Millennials have grown accustomed to being the most hated and most often misidentified generation, according to an unscientific poll of millennials in the salty group chat.
We’re taking it from both sides with Gen Zers slamming millennials’ middle parts and skinny jeans while Gen X and Baby Boomers get on us for being too sensitive. But the older generations seem to think millennials are still college-aged, when in fact the youngest millennials will officially reach their mid-20s this year and the oldest millennials will turn 40.  
While most millennials are well out of college, we’ve been saddled with massive amounts of student loan debt, leaving us with higher debt-to-income ratio than previous generations. And according to the Urban Institute, just a 1% increase in student loan debt can hurt someone’s homeownership odds.
Saving for a down payment for a house has become trickier for millennials, but debt consolidation could be a good idea to help pay off debt faster while also saving money on interest. Once you lock in a mortgage, there’s a good chance your monthly payment will be lower than whatever astronomical amount you’re paying for rent in That Expensive City, USA. 
The cost of being the most educated generation
If you point out to a Boomer that it’s mostly Gen Zers who are in college now, they’ll probably make a snide remark about millennials still being in college well into their 20s. But the average college graduation age for traditional full-time students who start college at 18 (i.e., right after high school) is 23. 
Millennials have dealt head-on with the rising costs of college, plus we are more likely to go to graduate school than previous generations. The oldest Gen Xers had an average annual cost of a little over $18,000 for a four-year private school from 1983-84 compared with the oldest millennials’ almost $29,000 from 1998-99, per the Department of Education. 
So, while being the most educated generation in U.S. history has some advantages in the job market and income range, it certainly has its downsides. The median debt among millennials ($19,000) was significantly higher than the median debt among Gen X ($12,800) in 2019, according to Pew Research. 
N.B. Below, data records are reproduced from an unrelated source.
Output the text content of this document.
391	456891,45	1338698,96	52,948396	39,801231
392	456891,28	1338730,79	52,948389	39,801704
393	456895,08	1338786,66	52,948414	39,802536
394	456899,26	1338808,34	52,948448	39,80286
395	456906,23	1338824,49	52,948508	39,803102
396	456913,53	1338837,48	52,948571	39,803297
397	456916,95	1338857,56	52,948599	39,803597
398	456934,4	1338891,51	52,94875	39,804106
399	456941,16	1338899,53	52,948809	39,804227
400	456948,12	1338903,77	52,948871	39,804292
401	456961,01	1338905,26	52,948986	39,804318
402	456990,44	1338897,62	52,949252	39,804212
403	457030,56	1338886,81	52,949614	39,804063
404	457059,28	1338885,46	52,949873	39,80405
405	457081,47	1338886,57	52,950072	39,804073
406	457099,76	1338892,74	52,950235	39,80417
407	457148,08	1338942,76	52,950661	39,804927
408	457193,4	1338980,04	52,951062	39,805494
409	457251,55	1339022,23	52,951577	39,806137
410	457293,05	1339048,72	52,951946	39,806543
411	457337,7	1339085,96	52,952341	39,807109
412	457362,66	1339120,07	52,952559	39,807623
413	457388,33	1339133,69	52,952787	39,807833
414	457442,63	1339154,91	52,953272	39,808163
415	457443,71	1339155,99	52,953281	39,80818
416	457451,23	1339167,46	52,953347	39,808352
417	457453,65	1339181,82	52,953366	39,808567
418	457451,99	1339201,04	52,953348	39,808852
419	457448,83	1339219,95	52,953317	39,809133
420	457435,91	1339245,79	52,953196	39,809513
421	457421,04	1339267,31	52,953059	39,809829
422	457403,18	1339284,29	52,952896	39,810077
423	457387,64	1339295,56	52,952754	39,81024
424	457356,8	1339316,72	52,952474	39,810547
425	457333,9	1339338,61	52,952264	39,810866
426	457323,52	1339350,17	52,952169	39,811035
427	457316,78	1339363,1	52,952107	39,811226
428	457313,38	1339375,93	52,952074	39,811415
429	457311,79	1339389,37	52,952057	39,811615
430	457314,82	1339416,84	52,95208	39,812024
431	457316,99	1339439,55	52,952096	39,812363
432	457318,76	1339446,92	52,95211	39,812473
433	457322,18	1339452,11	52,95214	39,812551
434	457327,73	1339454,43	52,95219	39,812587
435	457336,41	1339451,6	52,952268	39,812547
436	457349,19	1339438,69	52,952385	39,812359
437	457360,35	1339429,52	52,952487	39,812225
Millennials are living at home longer
Not all of that millennial debt is for lack of financial responsibility, though. In fact, many are making the responsible decision to delay fleeing the nest for the big city. 
Many millennials entered the job market smack in the middle of the Great Recession, making it not only difficult to find a job but also hard to afford moving out. 
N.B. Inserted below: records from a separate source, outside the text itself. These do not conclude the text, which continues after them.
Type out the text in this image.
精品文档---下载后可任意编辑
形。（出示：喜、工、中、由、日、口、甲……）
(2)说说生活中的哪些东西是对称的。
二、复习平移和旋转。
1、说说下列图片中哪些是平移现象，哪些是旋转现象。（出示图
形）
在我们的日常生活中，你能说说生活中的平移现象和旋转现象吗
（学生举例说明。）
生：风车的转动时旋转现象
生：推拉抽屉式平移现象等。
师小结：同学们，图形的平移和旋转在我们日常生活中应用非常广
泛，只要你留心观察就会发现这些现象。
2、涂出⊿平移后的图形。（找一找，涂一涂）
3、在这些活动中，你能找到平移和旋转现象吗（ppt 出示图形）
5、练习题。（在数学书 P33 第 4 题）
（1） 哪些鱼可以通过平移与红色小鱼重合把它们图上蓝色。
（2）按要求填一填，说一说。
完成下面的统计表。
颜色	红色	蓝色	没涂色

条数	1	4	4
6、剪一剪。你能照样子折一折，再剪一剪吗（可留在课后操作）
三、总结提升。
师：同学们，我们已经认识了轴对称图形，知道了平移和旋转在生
Millennials are prolonging their time at mom and dad’s house as they delay traditional next life steps of marriage, having kids, and home buying. (Normalize singlehood and living on your own!) 
In 2019—before the pandemic—more millennials were living at home than at any other point in the 21st century, according to Zillow. 
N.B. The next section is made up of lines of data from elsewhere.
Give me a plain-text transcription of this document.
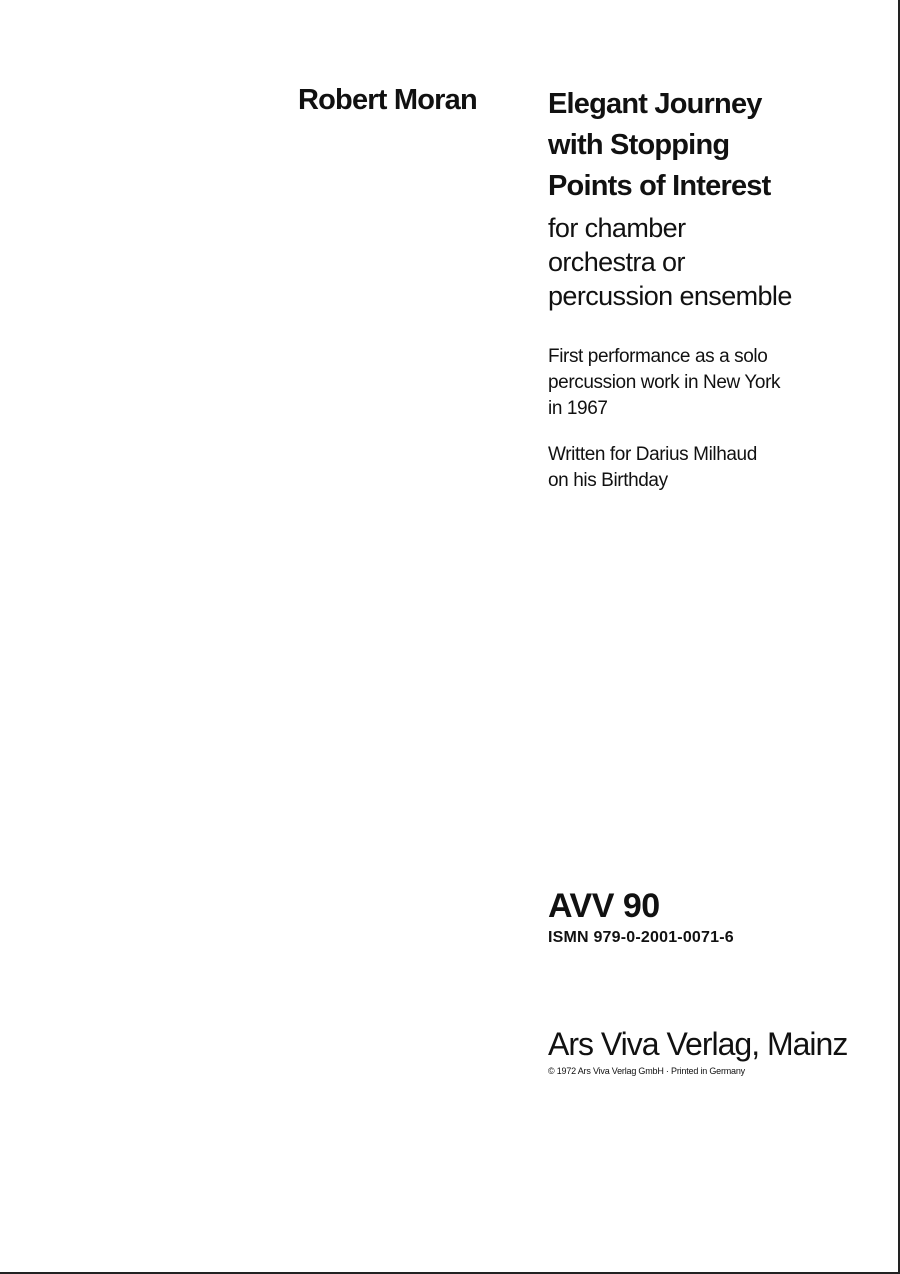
Robert Moran Elegant Journey
with Stopping
Points of Interest
for chamber
orchestra or
percussion ensemble
First performance as a solo
percussion work in New York
in 1967
Written for Darius Milhaud
on his Birthday
AVV 90
ISMN 979-0-2001-0071-6
Ars Viva Verlag, Mainz
© 1972 Ars Viva Verlag GmbH · Printed in Germany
As of July 2020, more than half of young adults ages 18-to-29 were living with their parents, up 5% from February 2020, according to Pew Research. That’s higher than at any other point since the Great Depression. 
How the COVID-19 pandemic affected the housing market
The coronavirus pandemic has been extremely devastating in many ways, with more than half a million Americans losing their lives.
It also crushed the economy, kept kids out of school, and lost people their jobs, among other heartbreaking outcomes. 
But the pandemic did have one bright spot (or perhaps many for introverts)—it lit up the housing market. With interest rates hitting record low after record low and stay-at-home orders hitting most major cities last year, many flocked to the suburbs to capitalize on the opportunity for more space. With student loan debt relief extended through the end of September, millennials may be more willing to take on the added debt of a mortgage, if we can find a home for sale.  
Demand has been through the roof—get it?—with nearly one-third fewer new listings and 50% fewer homes on the market the week of March 7, per Realtor.com. Not to mention, homes are selling more quickly by an entire week. 
So, if you see something you like, you better try to snatch it up if you can afford it—home prices also have risen by nearly 15%. Pro tip: You may need to go quite a bit over asking, like maybe your student loan debt’s worth.